In the basement somewhere near the leather ottoman is my navy tote bag from Tanner Goods in a fabric called Konbu that lasts like Kevlar and wears like cotton canvas. Inside is a travel tumblr still unblessed with strangers’ wine, a bunch of rainbow carrots rubber banded together next to another bunch of bananas with my beloved pertex jacket stuffed around all of it because in Seattle in June 2022 it is still January. The tote, while beautiful, has been unnoticed or uncared for all night by anyone but me, which is why I use it.
There’s a hiking cap from Cayl jammed somewhere near the carrots. A gift from my friend Sam at Meridian in Hudson, which is the best store on Earth for Anarchists who work in fashion and who also go to basement raves. It’s a lightweight beige nylon twill, with no structure apart from a shock cord fitment at the back and subtle wire for reshaping the bill if it were to be wrested from aside the bananas. I’m not wearing the hat because it took me thirty five years to figure out how to take care of my curly hair and I’m enjoying it. The hat doesn’t exist until I need it, which is all I need from it tonight.
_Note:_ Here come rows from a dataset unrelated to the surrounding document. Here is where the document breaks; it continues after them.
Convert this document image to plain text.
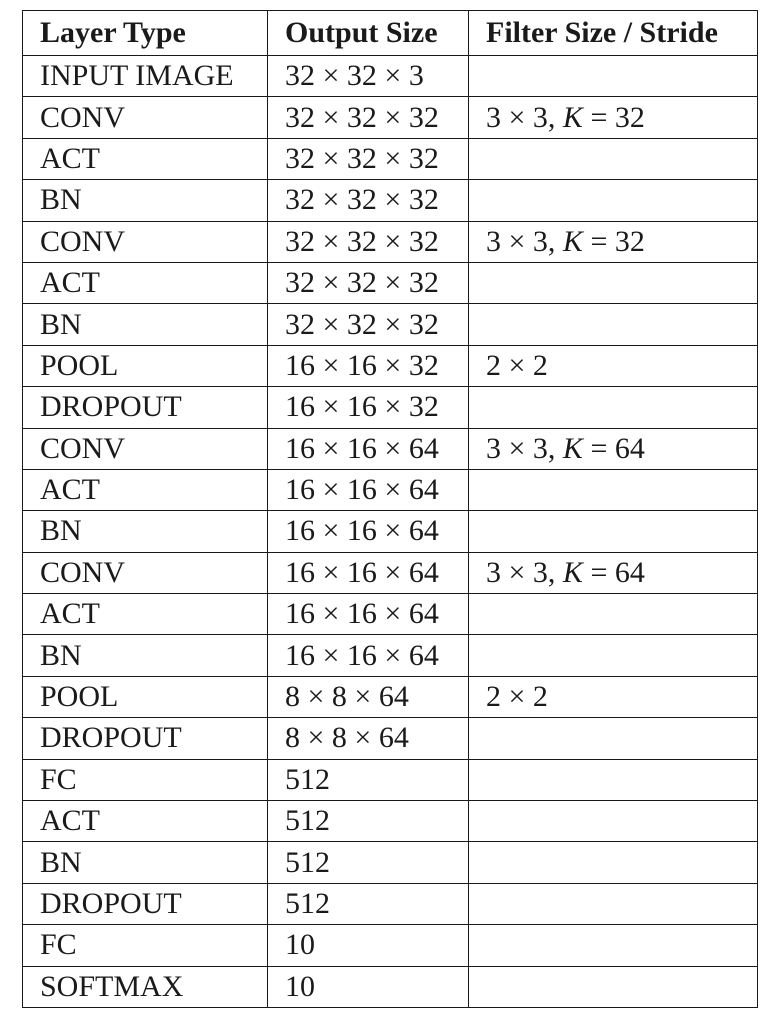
Layer Type	Output Size	Filter Size / Stride
INPUT IMAGE	32 × 32 × 3	
CONV	32 × 32 × 32	3 × 3, K = 32
ACT	32 × 32 × 32	
BN	32 × 32 × 32	
CONV	32 × 32 × 32	3 × 3, K = 32
ACT	32 × 32 × 32	
BN	32 × 32 × 32	
POOL	16 × 16 × 32	2 × 2
DROPOUT	16 × 16 × 32	
CONV	16 × 16 × 64	3 × 3, K = 64
ACT	16 × 16 × 64	
BN	16 × 16 × 64	
CONV	16 × 16 × 64	3 × 3, K = 64
ACT	16 × 16 × 64	
BN	16 × 16 × 64	
POOL	8 × 8 × 64	2 × 2
DROPOUT	8 × 8 × 64	
FC	512	
ACT	512	
BN	512	
DROPOUT	512	
FC	10	
SOFTMAX	10	
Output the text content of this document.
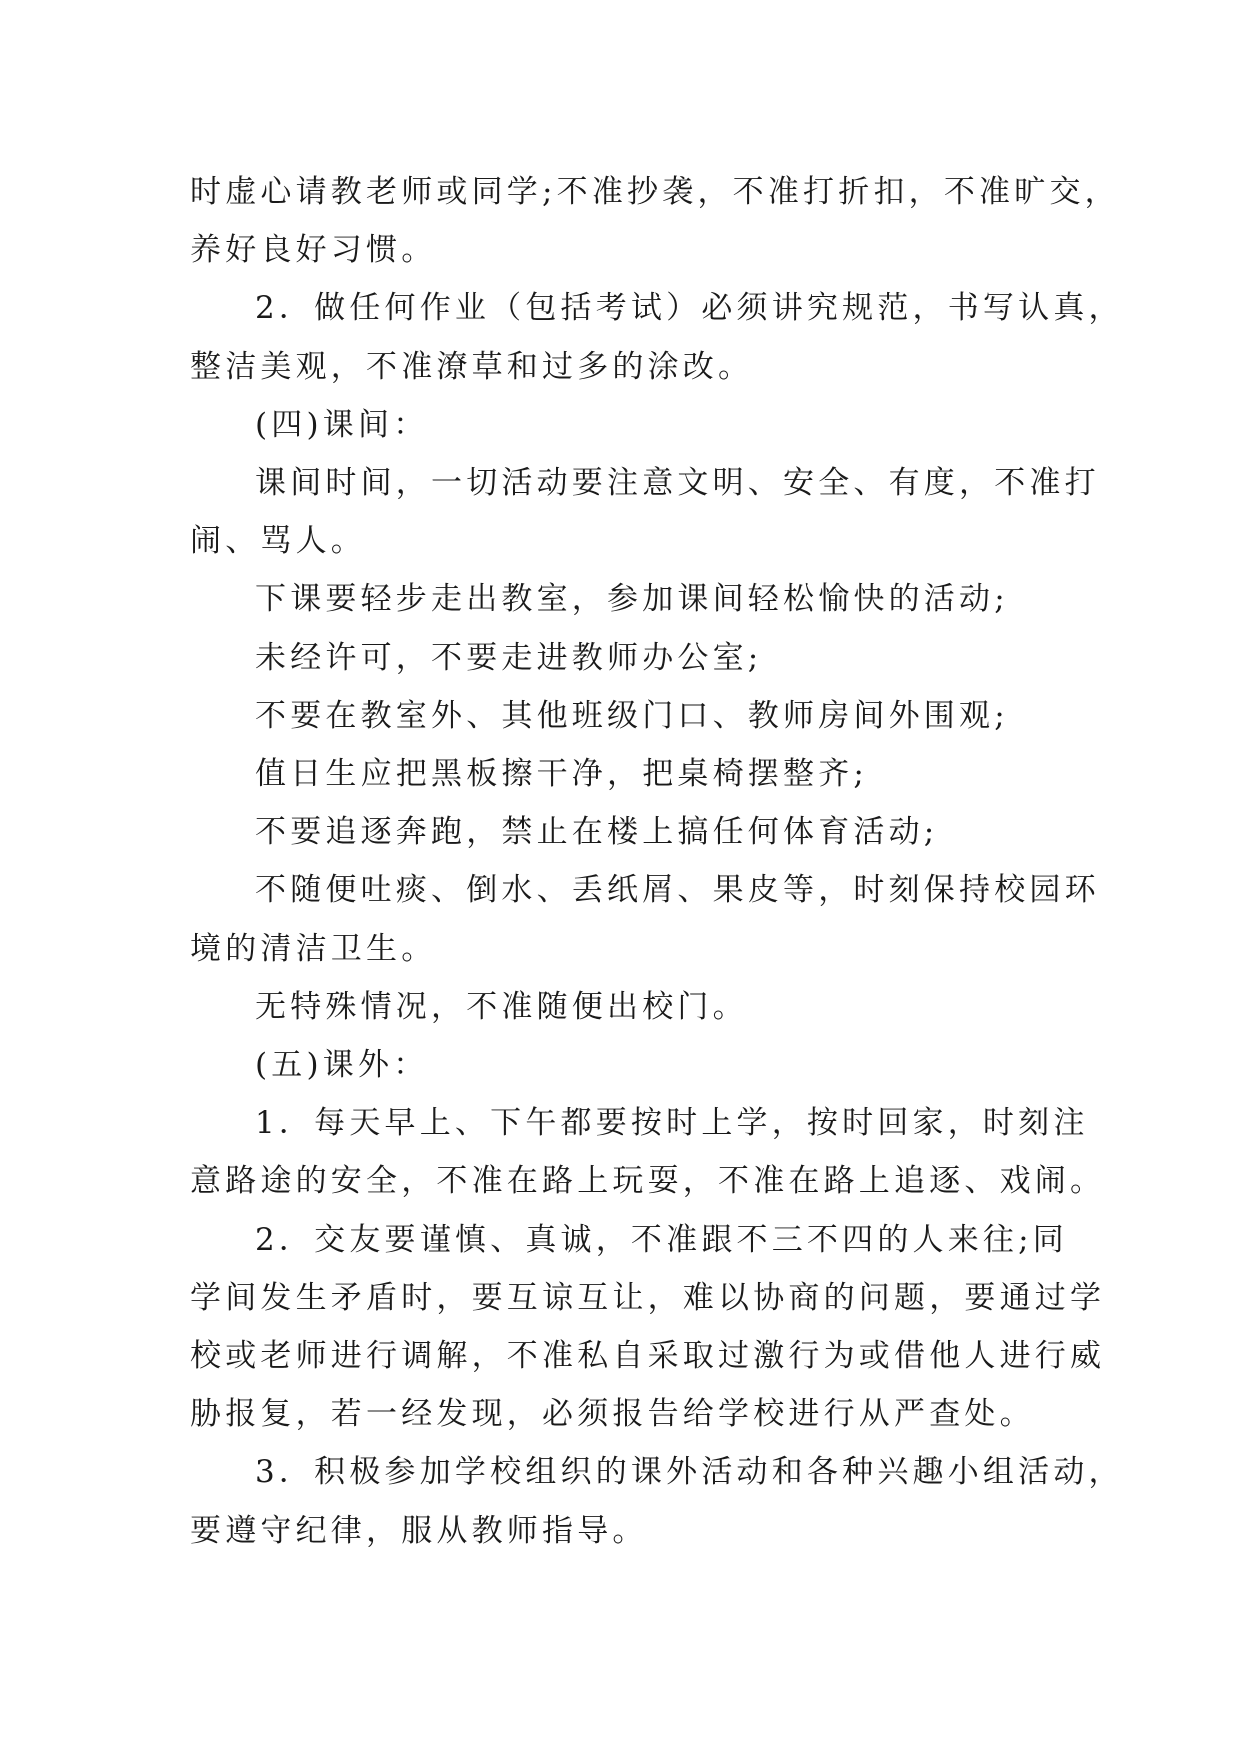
时虚心请教老师或同学;不准抄袭，不准打折扣，不准旷交，

养好良好习惯。

2．做任何作业（包括考试）必须讲究规范，书写认真，

整洁美观，不准潦草和过多的涂改。

(四)课间：

课间时间，一切活动要注意文明、安全、有度，不准打

闹、骂人。

下课要轻步走出教室，参加课间轻松愉快的活动;

未经许可，不要走进教师办公室;

不要在教室外、其他班级门口、教师房间外围观;

值日生应把黑板擦干净，把桌椅摆整齐;

不要追逐奔跑，禁止在楼上搞任何体育活动;

不随便吐痰、倒水、丢纸屑、果皮等，时刻保持校园环

境的清洁卫生。

无特殊情况，不准随便出校门。

(五)课外：

1．每天早上、下午都要按时上学，按时回家，时刻注

意路途的安全，不准在路上玩耍，不准在路上追逐、戏闹。

2．交友要谨慎、真诚，不准跟不三不四的人来往;同

学间发生矛盾时，要互谅互让，难以协商的问题，要通过学

校或老师进行调解，不准私自采取过激行为或借他人进行威

胁报复，若一经发现，必须报告给学校进行从严查处。

3．积极参加学校组织的课外活动和各种兴趣小组活动，

要遵守纪律，服从教师指导。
Right now I Iook like I might work in a shipyard, which I have done. I am communicating with what I’m wearing in a way that is accurate to who I am. Zoe in the lilac trench was doing the same. I have to believe that’s true for the cowboy hat person too. These clothes will not stick to me no matter what the fog machine says. I hope that when people look at me, they know what kind of person they’re dealing with. I think it’s working because Zoe walked off five minutes into an orange American Spirit which is a ten minute cigarette at an enthusiastic pace, which is my pace now that I have sat on this electrical box outside the rave in front of my friend Peter’s bookstore for a half hour.
The only acceptable way I have found for getting dressed is with things that I am in love with. Not with things that withstand how I live but with things that respond to it. This is true if I’m spending a whole tenth of this month’s income for a third date to the ballet in a suit (18east)((worth it ten times over)), or if I’m at home looking at shitty boats on Craigslist in a fleece and sweat shorts (both also 18east). Since I can’t plan anything, everything I own has to work for anything I might end up doing. All my decisions about what to wear are made by deciding what to buy. By knowing myself and knowing my clothes just as well.
I know I would wear and carry all of these things through the apocalypse because that’s what I’m doing. I don’t care at all how I look because these things that I adore save me from having to think about it. My two friends are on the sofa now at home. I’m sitting, legs outstretched on the floor. The Kinori shirt looks better draped on our bench than it does on me. My t shirt is still tucked in. My pants hems graze my socks. The Jungle Mocs will be fine wherever they are.